The IRIS Study Group recommends empirical application of immunosuppressive therapy for dogs with severe, persistent, or progressive glomerular disease with evidence of active immune-mediated pathogenesis on kidney biopsy. For diseases associated with profound proteinuria, hypoalbuminemia and nephrotic syndrome, or rapidly progressive azotemia, single drug or combination therapy with rapidly acting agents is recommended. Mycophenolate (alone or in combination with rapidly tapered prednisolone) is preferred. For more stable GD, the Study Group recommends mycophenolate or chlorambucil alone or in combination with azathioprine on alternate days. Therapeutic effectiveness should be monitored serially by changes in proteinuria, renal function, and serum albumin concentration. In the absence of overt adverse effects, at least 8–12 weeks of drug therapy should be provided before altering or abandoning an immunosuppressive trial.
Although there is no substitute for a pathologic diagnosis in dogs with GD, there are times when renal biopsy cannot be performed because of medical, practical or financial limitations. Immunosuppressive drugs should not be given when the source of proteinuria is unknown, they are otherwise contraindicated, or a familial nephropathy or amyloidosis is likely. However, they should be considered when dogs are already treated with standard therapy and the azotemia is progressive or hypoalbuminemia is severe. Thorough client communication as well as close and careful patient monitoring is essential.
1. IRIS Canine GN Study Group, Standard Therapy Subgroup, Brown SA, et al. Consensus recommendations for standard therapy of glomerular disease in dogs. J Vet Intern Med. 2013;27(S1):S27–43.
2. IRIS Canine GN Study Group, Established Pathology Subgroup, Segev G, et al.

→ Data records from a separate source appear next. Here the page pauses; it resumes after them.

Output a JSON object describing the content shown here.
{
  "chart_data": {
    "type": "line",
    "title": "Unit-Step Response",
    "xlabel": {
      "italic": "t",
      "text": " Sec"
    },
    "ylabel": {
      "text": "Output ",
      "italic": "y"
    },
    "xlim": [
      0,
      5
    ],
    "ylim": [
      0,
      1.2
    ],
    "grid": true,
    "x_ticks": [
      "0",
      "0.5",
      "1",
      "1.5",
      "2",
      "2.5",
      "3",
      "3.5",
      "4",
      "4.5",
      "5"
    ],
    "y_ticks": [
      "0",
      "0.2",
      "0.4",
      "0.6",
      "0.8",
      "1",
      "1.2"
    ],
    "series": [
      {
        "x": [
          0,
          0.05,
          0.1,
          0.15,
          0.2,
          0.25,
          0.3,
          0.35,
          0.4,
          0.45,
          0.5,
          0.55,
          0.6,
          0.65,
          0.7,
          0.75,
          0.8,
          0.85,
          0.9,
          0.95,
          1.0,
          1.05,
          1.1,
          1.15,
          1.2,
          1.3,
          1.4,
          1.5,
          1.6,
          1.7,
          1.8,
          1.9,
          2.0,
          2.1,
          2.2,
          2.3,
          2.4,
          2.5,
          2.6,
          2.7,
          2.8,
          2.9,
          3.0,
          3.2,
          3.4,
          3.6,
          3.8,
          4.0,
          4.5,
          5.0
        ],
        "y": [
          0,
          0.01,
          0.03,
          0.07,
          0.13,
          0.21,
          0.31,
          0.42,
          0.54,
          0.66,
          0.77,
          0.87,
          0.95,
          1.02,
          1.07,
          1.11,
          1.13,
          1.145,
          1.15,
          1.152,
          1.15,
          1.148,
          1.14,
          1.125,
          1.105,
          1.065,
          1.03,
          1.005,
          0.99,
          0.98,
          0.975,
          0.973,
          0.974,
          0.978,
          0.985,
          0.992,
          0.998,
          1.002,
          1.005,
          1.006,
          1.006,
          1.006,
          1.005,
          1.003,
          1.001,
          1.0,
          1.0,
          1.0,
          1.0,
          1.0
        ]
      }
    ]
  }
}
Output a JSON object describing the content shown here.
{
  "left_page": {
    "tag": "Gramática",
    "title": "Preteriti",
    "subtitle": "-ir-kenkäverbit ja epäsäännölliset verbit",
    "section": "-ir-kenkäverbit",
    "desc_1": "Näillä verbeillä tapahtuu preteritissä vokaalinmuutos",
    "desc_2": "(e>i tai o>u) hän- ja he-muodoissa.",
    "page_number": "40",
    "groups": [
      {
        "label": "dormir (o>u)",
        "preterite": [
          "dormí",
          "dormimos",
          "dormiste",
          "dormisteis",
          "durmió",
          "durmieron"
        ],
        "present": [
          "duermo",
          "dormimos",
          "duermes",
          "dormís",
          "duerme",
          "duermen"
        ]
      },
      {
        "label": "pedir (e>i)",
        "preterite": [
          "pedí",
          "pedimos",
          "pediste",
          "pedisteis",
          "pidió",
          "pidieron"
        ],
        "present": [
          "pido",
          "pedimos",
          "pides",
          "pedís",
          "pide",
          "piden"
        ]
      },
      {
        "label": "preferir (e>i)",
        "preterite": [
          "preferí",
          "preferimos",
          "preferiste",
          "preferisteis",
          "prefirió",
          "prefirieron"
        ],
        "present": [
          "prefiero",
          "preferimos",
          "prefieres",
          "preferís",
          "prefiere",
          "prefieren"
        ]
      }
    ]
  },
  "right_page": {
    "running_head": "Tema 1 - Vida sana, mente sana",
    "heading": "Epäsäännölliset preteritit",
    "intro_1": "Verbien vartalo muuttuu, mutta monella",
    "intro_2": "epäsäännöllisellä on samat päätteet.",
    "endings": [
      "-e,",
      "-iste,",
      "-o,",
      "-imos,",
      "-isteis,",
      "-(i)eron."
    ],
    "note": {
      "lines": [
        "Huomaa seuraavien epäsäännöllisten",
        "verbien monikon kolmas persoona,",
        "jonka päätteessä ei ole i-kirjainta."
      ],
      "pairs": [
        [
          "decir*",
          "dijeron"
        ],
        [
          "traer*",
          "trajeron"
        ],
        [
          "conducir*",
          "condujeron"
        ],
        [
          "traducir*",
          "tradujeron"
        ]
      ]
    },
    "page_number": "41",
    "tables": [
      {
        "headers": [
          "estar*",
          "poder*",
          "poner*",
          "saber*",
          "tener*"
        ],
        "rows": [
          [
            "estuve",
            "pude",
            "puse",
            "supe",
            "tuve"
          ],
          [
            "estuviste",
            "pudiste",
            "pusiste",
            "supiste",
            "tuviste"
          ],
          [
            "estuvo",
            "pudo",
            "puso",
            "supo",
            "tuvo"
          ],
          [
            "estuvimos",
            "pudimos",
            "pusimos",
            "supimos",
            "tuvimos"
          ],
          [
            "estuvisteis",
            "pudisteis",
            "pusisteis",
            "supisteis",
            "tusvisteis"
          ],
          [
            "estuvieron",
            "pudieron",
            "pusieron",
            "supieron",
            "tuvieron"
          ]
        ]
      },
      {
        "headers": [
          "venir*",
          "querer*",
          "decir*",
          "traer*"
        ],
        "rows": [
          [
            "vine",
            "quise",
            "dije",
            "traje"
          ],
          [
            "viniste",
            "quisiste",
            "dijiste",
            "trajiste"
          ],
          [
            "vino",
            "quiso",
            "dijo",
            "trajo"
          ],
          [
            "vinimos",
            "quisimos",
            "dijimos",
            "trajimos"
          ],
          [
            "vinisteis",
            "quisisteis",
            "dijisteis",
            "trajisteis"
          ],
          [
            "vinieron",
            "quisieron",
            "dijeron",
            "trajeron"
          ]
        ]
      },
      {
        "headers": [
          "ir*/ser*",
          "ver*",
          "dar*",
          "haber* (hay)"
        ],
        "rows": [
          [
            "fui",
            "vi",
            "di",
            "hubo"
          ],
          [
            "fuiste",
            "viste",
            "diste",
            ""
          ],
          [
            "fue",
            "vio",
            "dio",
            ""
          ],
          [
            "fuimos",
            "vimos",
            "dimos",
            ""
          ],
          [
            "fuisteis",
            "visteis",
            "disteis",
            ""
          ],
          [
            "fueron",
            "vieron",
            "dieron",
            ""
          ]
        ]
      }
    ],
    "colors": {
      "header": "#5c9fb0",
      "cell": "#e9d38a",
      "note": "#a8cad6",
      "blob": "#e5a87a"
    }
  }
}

Consensus recommendations for immunosuppressive treatment of dogs with glomerular disease based on established pathology. J Vet Intern Med. 2013;27(S1):S44–54.
3. IRIS Canine GN Study Group, Subgroup on Immunosuppressive Therapy Absent a Pathologic Diagnosis, Pressler B, et al. Consensus Guidelines for immunosuppressive treatment of dogs with glomerular disease absent a pathologic diagnosis. J Vet Intern Med. 2013;27(S1):S55–59.